The performance bond is worth $567,600, according to the court complaint filed by the Seays, but the county settled with Development Guaranty Group of Southern Maryland Inc., the bond company, for about $100,000, after the previous developer, Pinnacle, went out of business.
Billy Seay said the bond was a completion bond that should have assured the work got done even in cases like this where the previous developer went out of business.
“We told (the county) they need to call the bond due,” Seay said. “They said ‘Oh, well. We didn’t know the company went out of business.’ And I can understand that. But we’re telling you now.”
The county finally responded and told the Seays it was not in the county’s best interest to call the bond due.
Seay said the county told him they would help develop the roads with the $100,000 settlement, but North Keys will have to pay for the rest of the development themselves.
“You, the county, are there to protect me the, the public,” Seay said. “You are going to tell me that it is not worth your time? That it will take too long, and cost the county too much money to make the bond company stand up?”
Preller said what the county is doing is ridiculous, and it is their duty to develop the road bed in the subdivision.
“They’re acting like it’s no big deal,” Preller said. “My guys have lots in the middle of a field they can’t access. The county’s duty is to make sure these things get improved.”

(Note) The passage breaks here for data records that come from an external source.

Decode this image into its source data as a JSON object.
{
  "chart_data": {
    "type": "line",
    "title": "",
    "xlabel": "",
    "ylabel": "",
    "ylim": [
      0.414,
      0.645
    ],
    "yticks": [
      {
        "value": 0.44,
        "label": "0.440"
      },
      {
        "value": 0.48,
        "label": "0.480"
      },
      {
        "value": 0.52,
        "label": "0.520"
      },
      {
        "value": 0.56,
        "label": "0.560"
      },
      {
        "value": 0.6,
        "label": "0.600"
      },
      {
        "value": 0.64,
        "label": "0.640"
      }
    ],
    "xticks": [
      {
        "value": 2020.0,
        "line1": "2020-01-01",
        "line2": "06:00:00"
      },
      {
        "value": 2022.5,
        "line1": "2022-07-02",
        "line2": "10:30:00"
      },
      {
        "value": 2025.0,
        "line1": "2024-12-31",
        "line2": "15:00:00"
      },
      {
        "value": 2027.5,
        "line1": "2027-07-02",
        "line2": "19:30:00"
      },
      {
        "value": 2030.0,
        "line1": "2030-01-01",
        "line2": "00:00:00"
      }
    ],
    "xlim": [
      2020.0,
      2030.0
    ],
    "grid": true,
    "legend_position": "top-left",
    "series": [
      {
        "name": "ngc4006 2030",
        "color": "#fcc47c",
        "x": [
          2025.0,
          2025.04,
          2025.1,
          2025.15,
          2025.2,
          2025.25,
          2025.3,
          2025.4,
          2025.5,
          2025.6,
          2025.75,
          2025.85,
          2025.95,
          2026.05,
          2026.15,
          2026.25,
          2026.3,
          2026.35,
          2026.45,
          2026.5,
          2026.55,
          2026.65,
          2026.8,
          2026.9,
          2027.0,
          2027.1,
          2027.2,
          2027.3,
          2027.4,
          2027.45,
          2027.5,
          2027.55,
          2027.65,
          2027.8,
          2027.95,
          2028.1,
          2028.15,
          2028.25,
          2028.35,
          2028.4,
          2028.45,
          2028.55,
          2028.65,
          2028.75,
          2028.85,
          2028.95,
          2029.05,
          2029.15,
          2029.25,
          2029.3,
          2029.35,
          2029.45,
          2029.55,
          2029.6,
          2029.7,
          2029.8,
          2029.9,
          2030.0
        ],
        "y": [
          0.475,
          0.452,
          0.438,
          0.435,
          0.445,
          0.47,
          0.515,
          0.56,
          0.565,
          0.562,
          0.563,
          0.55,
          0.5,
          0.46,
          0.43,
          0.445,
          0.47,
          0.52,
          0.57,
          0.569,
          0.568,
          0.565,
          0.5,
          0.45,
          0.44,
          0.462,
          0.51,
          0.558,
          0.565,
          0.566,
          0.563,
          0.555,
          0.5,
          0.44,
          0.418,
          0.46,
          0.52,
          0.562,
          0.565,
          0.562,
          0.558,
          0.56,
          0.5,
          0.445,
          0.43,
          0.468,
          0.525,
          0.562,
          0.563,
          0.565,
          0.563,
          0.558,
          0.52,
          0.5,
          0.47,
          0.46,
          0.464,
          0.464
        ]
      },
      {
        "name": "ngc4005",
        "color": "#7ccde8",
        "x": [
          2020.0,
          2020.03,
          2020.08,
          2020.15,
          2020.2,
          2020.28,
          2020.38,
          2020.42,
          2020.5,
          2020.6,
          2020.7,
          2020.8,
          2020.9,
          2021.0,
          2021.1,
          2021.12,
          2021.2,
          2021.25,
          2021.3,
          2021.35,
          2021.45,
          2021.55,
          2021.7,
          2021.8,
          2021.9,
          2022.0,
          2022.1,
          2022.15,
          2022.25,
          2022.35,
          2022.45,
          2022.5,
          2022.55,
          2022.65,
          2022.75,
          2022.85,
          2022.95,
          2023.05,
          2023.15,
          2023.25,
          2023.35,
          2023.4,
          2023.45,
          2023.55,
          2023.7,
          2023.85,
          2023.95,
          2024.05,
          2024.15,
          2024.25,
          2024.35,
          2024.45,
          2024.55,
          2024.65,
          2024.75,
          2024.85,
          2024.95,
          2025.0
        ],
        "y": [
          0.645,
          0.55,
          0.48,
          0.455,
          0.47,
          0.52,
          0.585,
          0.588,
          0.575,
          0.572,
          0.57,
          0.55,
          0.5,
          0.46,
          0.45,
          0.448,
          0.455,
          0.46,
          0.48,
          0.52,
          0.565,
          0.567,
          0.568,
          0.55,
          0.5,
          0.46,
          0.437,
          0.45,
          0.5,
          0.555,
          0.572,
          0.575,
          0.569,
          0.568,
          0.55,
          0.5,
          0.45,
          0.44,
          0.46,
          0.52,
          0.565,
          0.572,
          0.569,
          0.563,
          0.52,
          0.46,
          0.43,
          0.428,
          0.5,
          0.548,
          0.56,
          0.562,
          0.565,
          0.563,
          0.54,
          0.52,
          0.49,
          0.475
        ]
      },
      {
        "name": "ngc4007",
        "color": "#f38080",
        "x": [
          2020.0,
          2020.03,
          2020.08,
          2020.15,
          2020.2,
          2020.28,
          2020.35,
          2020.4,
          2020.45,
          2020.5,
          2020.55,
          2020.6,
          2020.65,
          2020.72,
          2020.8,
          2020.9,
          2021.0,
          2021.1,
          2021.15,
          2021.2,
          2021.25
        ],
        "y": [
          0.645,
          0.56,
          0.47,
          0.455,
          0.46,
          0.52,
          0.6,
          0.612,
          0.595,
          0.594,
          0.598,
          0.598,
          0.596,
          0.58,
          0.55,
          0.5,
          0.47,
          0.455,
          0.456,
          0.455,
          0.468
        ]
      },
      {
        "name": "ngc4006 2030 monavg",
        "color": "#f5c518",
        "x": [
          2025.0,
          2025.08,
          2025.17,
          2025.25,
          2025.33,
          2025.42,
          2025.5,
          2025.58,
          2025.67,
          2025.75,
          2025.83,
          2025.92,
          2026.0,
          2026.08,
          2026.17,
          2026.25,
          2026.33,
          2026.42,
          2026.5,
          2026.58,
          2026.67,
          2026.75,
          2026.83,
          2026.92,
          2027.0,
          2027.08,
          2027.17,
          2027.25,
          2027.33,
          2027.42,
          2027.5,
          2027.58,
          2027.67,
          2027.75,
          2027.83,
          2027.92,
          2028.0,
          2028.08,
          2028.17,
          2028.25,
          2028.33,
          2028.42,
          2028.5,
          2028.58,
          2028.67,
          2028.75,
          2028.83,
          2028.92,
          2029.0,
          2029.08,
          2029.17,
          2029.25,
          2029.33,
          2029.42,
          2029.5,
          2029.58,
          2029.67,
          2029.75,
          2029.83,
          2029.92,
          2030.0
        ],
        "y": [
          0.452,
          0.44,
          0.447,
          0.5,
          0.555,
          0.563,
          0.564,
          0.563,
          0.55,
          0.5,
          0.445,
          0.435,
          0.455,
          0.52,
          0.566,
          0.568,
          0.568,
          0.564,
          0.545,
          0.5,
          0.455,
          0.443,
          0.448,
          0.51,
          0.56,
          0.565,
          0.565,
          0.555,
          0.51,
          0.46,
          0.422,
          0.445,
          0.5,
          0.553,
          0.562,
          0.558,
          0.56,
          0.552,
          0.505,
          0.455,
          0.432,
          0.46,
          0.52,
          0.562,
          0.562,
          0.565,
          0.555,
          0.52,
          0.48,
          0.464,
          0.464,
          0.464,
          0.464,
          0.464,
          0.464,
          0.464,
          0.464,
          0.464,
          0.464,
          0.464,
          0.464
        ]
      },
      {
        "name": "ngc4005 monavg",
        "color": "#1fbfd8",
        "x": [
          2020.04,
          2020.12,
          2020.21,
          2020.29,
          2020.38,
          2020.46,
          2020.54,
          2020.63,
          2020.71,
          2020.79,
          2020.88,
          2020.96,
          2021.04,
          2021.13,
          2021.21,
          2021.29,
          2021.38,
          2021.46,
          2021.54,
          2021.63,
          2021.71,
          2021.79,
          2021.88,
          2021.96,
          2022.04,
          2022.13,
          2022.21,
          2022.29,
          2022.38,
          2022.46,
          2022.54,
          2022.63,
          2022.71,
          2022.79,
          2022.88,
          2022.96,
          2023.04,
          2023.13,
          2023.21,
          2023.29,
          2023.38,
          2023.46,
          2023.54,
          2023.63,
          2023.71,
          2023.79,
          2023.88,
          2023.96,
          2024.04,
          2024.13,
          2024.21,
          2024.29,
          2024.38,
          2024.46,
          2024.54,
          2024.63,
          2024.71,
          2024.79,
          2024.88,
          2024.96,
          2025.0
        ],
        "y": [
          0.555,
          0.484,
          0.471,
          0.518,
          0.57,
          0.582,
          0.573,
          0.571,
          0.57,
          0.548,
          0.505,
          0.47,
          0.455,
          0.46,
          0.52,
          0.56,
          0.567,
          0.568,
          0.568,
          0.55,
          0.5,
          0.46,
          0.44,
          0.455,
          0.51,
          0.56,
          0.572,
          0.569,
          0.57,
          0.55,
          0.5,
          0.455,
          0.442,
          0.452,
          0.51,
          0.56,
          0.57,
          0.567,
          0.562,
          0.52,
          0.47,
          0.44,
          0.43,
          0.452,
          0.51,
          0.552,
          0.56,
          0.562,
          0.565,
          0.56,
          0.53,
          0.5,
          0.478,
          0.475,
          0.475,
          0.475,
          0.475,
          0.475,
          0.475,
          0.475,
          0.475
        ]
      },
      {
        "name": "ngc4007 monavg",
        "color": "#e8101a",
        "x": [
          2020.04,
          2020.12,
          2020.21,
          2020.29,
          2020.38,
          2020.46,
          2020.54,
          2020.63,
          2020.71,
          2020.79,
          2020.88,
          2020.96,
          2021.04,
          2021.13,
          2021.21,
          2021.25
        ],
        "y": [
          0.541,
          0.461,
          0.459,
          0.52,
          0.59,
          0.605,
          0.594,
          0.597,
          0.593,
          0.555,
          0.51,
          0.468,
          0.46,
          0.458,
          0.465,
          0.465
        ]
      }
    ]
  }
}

County officials would not comment on this story. Susan Hubbard, a spokesperson for DPIE referred questions to the county attorney’s office. The county attorney’s office referred questions to county executive spokesman Scott Peterson, who said the county will not comment on pending legislation. The county does not want to say anything to the media, Peterson said, that could potentially damage its case in court.
Preller said the Seays cannot make the road improvements themselves because they own the property lots, not the roadbeds, which are owned by the county.
“They essentially own these lot out in the middle of nowhere that they’re paying all these taxes out to the county on,” Preller said. “They’re paying the county mortgage, paying taxes on a piece of land in the middle of nowhere.”